Malgré la déprime économique dans plusieurs pays, le tourisme croît à un rythme surprenant dans le monde, éclipsant plusieurs autres industries. Et tout le monde fait les yeux doux aux Chinois, en particulier, les nouveaux big spenders de la planète touristique.

L'été est derrière nous, et on rapporte une affluence touristique record dans plusieurs pays, notamment en Grèce et en Espagne. En fait, très peu d'industries connaissent une croissance aussi rapide que le tourisme malgré une économie morose dans plusieurs régions.

Selon l'Organisation mondiale du tourisme (OMT), les arrivées de touristes internationaux - dans tous les pays - ont augmenté de 5% au premier semestre (variation annuelle) pour approcher les 500 millions. Un sommet. Les flux touristiques augmentent même plus vite que ne l'avait escompté l'OMT, qui tablait sur une croissance de 3 à 4% cette année.

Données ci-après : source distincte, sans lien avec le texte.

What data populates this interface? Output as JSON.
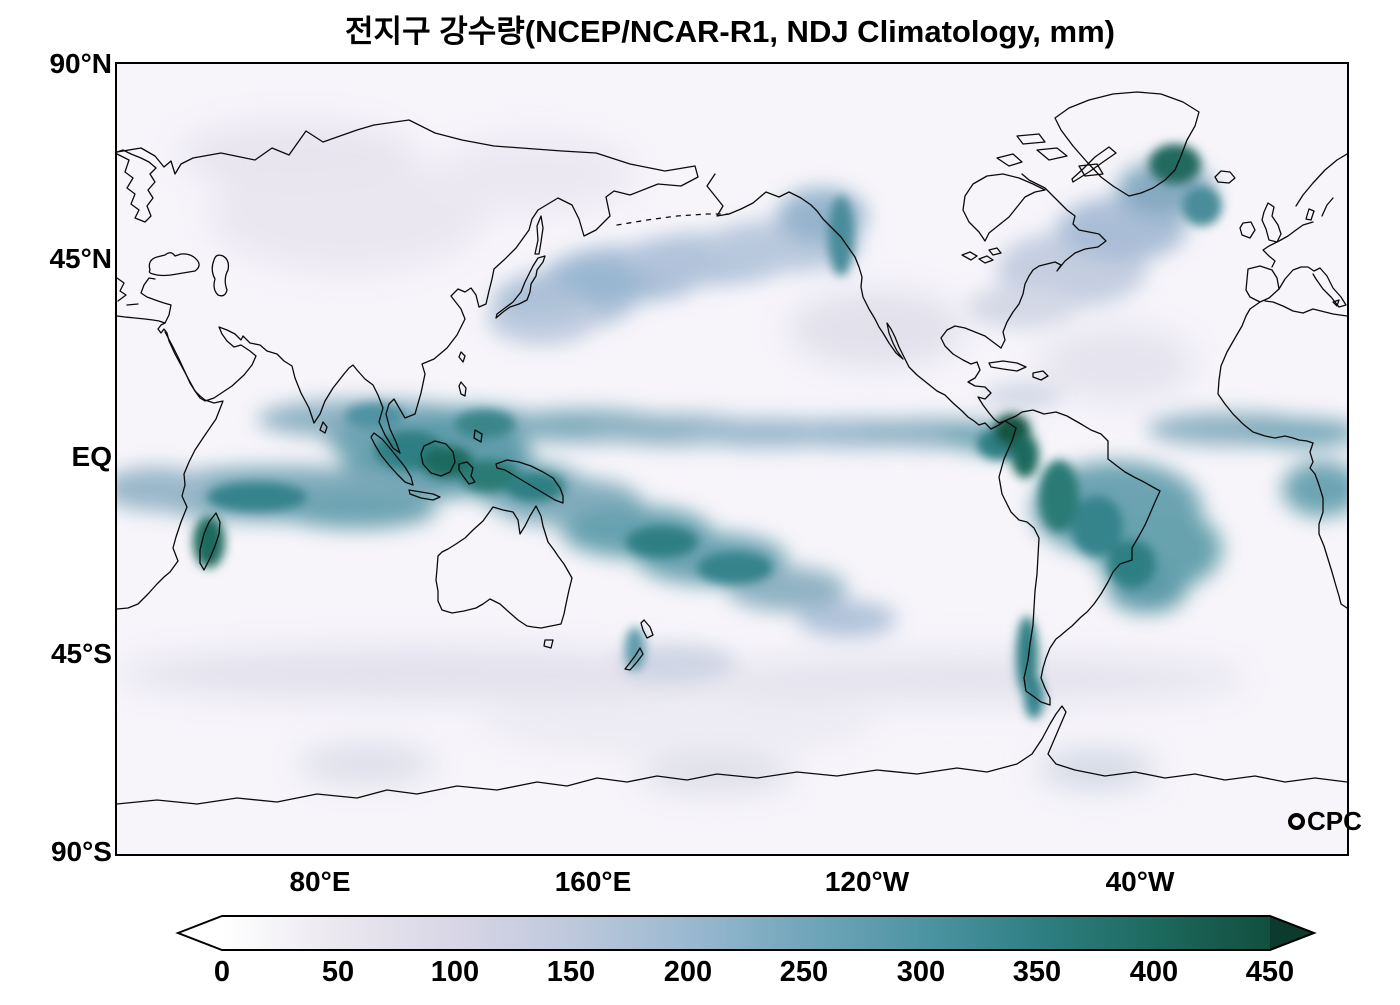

Même si la conjoncture économique demeure contrastée sur la planète, toutes les régions affichent des résultats positifs. Faisant fi de la morosité, l'Europe (+5%) a mieux fait que prévu. La région Asie-Pacifique (+6%) dépasse aussi les espérances. En revanche, les résultats sont un peu décevants dans les Amériques (+2%).

Au chapitre des dépenses, les touristes internationaux affichent une étonnante vigueur, surtout ceux des économies émergentes qui fournissent les plus fortes progressions. Or, les touristes chinois font saliver le milieu touristique, avec une hausse spectaculaire de leurs dépenses de 31% au premier semestre.

Une manne

Aux États-Unis, on n'en revient pas: non seulement l'affluence de visiteurs est-elle à la hausse - +6,4% au premier trimestre, selon les chiffres officiels -, mais encore ceux qui viennent dépensent plus que jamais. Les Chinois en particulier.

Les touristes étrangers ont dépensé 10,6% de plus que pour la même période l'an passé, selon le département du Commerce. C'est quatre fois plus que la croissance espérée de l'économie cette année.

«C'est un apport incroyablement important», renchérit David Huether, chef recherchiste à la US Travel Association (USTA) dans une note sur le web.

En juin seulement, les étrangers ont laissé 14,9 milliards US - un record - dans les magasins de la 5e Avenue, à Manhattan, les chics boutiques de Rodeo Drive, à Beverly Hills, ou ailleurs aux États-Unis.

Il y a fort à parier que les Asiatiques ont droit au traitement royal chez les détaillants, et pour cause. Selon la USTA, les Chinois et les Indiens dépenseront chacun 6200$US en moyenne durant leur visite aux États-Unis. C'est presque le double des débours des visiteurs français (3650$US), à titre d'exemple.

Un portrait confirmé par l'OMT, qui ajoute que les Chinois sont devenus les big spenders de la planète touristique. En 2012, ils ont dépensé 102 milliards US à l'étranger, soit un bond de 40% en un an, et ils devancent pour la première fois les Allemands et les Américains, respectivement aux deuxième et troisième rangs.

Les voyageurs chinois sont surtout de plus en plus nombreux, étant passés de 10 millions en 2000 à 83 millions en 2012, selon l'OMT. Et ce n'est pas fini. On devrait dénombrer 100 millions de touristes chinois en 2015, prédit l'organisme.

Des courbettes

Entre-temps, plusieurs ont pris bonne note du phénomène et font des courbettes devant la clientèle chinoise.

Il y a 10 jours, à Pékin, le gouvernement britannique a annoncé en grande pompe des mesures qui accéléreront les demandes de visa pour les Chinois. Autrement dit, on ouvre grand les portes du royaume.

En France, pour attirer la meute des pays émergents, les Galeries Lafayette a noué des accords cette année avec des agences de voyages pour insérer un «Galeries Lafayette Tour» dans les circuits d'Asiatiques à Paris. Les guides encouragent la clientèle à dépenser... contre des commissions atteignant 10% des achats effectués.

En Suisse, des détaillants ont glissé dans les allées de «faux clients chinois» qui achètent tout ce qui leur tombe sous la main afin de créer une ambiance euphorique et inciter les «vrais» touristes à consommer, racontent des médias locaux. Une tactique connue du milieu et pratiquée ailleurs dans le monde, se défendent des agences de voyages helvétiques.

À New York et à Los Angeles, des grands magasins embauchent de plus en plus de vendeurs qui parlent le mandarin; des boutiques ont même un maître de thé pour servir une tasse parfaite aux clients, a constaté CNN...

Bref, c'est la «Grande Sinoduction». Les Chinois veulent découvrir le monde, et les avions déversent partout ces nouveaux conquérants aux poches bien remplies. Un cadeau du ciel pour l'industrie touristique.